Comme tu le soulignes dans l'article, il est important que les Etats réagissent positivement à la privatisation croissante de l'éducation en augmentant les dépenses d'éducation par élève du public. Cela devrait être mécanique avec la réduction des élèves du public si les Etats maintiennent ou augmentent la part du budget allouée à l'éducation, ce qui n'est pas évident.
(plus de rigueur dans l'évaluation des professeurs, meilleur suivi des élèves, obligation de résultats) ne signifie guère qualité car à certains égards la privatisation de l'enseignement supérieur en Afrique est juste une solution de pis-aller… il faut sans doute se lever des piririte chantant pour voir un diplôme des universités privées reconnus officiellement….
a mon avis, l'Afrique ne peut guère se payer le luxe de faire l'économie de l'education. il faut y mettre les moyens absolument tous les moyens. le contrôle de la qualité va de soi….
Merci Tite pour ton commentaire. Il est évident que les Etats doivent faire des efforts, tant au niveau du financement de l'éducation qu'au niveau des contenus des programmes éducatifs et l'offre de formation. Du côté de l'enseignement privé, il me semble quand même que l'offre est très inégale, certains établissements sont très performants (avec les frais de scolarité qui vont avec!) certes, mais d'autres sont résolument tournés vers le profit et se soucient peu de la qualité du recrutement de leurs enseignants.

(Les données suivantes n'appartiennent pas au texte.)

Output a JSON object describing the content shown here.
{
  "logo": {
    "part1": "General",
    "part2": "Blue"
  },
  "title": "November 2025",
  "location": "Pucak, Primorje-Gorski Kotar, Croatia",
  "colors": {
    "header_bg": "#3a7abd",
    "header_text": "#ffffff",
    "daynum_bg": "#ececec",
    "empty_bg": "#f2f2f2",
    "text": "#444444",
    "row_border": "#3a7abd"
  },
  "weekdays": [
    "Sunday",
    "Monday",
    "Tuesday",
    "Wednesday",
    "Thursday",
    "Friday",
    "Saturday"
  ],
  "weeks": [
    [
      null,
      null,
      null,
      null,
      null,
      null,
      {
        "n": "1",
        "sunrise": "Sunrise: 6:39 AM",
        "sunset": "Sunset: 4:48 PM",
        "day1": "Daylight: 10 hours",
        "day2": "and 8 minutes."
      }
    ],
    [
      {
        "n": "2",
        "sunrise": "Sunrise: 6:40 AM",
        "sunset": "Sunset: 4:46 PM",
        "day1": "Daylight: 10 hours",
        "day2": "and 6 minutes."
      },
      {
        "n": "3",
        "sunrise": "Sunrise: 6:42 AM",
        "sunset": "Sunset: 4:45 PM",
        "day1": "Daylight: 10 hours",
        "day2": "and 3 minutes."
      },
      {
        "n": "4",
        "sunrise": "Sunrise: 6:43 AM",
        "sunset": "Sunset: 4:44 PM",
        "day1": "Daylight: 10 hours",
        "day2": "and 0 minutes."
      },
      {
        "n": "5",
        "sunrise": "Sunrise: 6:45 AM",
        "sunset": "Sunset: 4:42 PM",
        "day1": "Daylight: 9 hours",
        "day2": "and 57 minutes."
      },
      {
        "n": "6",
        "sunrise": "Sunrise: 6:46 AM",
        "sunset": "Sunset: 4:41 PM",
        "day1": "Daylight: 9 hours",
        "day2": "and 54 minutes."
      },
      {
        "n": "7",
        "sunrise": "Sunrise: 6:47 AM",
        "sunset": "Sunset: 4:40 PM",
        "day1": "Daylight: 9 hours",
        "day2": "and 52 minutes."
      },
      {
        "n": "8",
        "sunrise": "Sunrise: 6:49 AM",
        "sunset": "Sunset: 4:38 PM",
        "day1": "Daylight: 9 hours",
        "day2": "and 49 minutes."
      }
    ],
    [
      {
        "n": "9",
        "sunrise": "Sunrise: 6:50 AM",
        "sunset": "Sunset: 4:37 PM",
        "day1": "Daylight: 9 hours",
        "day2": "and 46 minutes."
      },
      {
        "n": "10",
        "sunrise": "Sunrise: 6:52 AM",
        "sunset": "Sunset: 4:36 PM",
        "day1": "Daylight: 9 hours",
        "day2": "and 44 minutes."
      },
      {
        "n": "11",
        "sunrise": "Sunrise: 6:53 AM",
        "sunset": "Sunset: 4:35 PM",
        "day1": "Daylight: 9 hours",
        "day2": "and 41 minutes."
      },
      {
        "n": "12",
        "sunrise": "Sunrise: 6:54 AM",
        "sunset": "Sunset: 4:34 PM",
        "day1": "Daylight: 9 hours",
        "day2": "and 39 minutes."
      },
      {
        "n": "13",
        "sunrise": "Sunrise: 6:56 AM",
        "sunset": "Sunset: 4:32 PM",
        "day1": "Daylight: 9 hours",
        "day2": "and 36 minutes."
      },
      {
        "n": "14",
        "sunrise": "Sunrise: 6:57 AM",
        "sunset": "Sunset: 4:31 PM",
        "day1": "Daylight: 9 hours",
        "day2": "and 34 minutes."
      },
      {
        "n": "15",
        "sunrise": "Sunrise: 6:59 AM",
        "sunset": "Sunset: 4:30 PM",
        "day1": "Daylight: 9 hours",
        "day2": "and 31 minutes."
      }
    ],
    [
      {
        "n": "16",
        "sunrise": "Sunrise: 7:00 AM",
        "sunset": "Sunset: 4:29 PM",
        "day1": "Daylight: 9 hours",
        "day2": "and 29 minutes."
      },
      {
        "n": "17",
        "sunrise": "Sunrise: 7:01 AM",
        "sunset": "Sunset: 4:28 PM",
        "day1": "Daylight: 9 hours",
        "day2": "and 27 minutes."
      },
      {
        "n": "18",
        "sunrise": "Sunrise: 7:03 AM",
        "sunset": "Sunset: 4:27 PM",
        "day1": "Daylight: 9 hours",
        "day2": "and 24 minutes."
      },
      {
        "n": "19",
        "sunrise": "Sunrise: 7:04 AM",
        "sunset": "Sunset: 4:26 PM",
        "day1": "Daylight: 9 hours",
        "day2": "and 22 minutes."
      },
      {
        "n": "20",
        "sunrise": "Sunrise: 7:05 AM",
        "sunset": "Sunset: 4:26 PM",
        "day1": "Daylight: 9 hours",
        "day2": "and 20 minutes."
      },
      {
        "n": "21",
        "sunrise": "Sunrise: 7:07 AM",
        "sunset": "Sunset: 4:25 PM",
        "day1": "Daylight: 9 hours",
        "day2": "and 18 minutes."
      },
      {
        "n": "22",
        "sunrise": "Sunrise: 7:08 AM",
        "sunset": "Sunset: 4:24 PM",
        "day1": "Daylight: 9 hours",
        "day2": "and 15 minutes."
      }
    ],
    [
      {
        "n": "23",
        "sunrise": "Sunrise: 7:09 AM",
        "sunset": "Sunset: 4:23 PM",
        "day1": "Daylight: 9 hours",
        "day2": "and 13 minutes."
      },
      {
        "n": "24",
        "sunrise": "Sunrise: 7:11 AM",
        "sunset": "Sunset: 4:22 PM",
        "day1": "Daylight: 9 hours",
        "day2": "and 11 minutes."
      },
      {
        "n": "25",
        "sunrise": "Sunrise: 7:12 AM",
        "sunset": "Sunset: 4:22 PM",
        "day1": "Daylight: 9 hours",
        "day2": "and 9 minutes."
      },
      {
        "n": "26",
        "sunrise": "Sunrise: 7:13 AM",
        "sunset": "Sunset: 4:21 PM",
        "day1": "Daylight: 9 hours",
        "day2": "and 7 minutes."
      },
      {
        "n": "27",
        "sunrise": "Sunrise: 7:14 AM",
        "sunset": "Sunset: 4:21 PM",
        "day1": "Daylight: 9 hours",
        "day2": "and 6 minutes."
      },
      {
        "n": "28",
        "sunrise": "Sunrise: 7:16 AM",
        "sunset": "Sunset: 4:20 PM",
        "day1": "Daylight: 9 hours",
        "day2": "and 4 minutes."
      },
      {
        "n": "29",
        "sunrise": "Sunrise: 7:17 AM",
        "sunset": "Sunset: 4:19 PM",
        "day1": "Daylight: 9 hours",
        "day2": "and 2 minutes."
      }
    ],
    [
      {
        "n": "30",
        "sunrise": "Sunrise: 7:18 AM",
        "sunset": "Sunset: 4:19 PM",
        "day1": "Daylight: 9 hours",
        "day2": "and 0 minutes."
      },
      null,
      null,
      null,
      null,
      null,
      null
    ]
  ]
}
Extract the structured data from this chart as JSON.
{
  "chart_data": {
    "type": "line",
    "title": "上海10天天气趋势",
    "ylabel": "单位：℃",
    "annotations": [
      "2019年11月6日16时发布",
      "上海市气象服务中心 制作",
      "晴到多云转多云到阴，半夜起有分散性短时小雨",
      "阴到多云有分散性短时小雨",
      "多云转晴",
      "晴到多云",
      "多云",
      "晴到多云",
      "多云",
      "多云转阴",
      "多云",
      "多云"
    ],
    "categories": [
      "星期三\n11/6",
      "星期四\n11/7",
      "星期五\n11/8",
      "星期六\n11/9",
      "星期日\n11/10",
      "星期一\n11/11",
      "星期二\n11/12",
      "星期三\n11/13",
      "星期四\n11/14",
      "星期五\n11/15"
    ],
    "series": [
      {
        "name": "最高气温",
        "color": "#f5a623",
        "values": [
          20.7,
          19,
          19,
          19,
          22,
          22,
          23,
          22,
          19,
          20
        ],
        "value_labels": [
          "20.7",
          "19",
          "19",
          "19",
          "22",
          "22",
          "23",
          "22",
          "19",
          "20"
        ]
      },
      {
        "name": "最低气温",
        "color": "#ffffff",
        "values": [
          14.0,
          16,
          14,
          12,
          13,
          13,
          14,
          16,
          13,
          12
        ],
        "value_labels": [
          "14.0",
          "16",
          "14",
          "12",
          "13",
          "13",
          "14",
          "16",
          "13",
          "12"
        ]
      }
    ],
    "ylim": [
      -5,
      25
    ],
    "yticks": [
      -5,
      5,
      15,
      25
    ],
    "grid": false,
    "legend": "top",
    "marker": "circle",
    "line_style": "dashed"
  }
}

Sujet très intéresant Leïla.
S'il est clair que l'éducation est un incontournable de l'émergence des sociétés africaines, elle n'en demeure pas moins, via le système éducatif, le reflet d'un choix de société.
Veut-on une éducation à l'anglosaxonne où les élites se forment dans les meilleurs établissements, privés pour la plupart. Ou un système à la française où les élites se forment dans des institutions publiques (prépas, écoles d'Etat).
@ maloum : La réponse à cette question n'est pas évidente, tant on voit le retard pris par la France en matière de recherche scientifique et d'efficacité du système éducatif.
Mais le coût des études aux Etats-Unis lui aussi prête à reflexion. Peut-être faudrait-il s'inspirer de…nous-mêmes pour développer un modèle original…
Ted: je suis d'accord pour dire que les Etats africains pourraient tout à fait choisir de développer leur propre système d'éducation, en tentant peut-être de décloisonner enseignement public/privé, multiplier les bourses d'études, et faire appel aux entreprises pour financer des cursus de formation.
Maloum: certes, les universités privées africaines ont des efforts à faire en terme de qualité des cours dispensés, mais il me semble pourtant que dans les pays où l'université publique offre des contenus de formation peu professionalisants, l'enseignement privé reste une bonne alternative, qui séduit les entreprises, et qui peut même contraindre le système public à se moderniser..
Bonjour toutes/tous
Voici un sujet qui mérite d'être débattu dans un coloque ou un atelier international. La privatisation ou la libaralisation est une necessité impérieuse aujoud'hui vu le chemin fait par nos Etats et l'insistance/persistance de l'illetrisme dans la plupart de nos pays. Toutefois, pour moi il y a là un besoin de prendre des précaution pour éviter les dangers d'une marchandisation de l'éducation. Du courage et chacun se trouve être interpelé face à ce thème.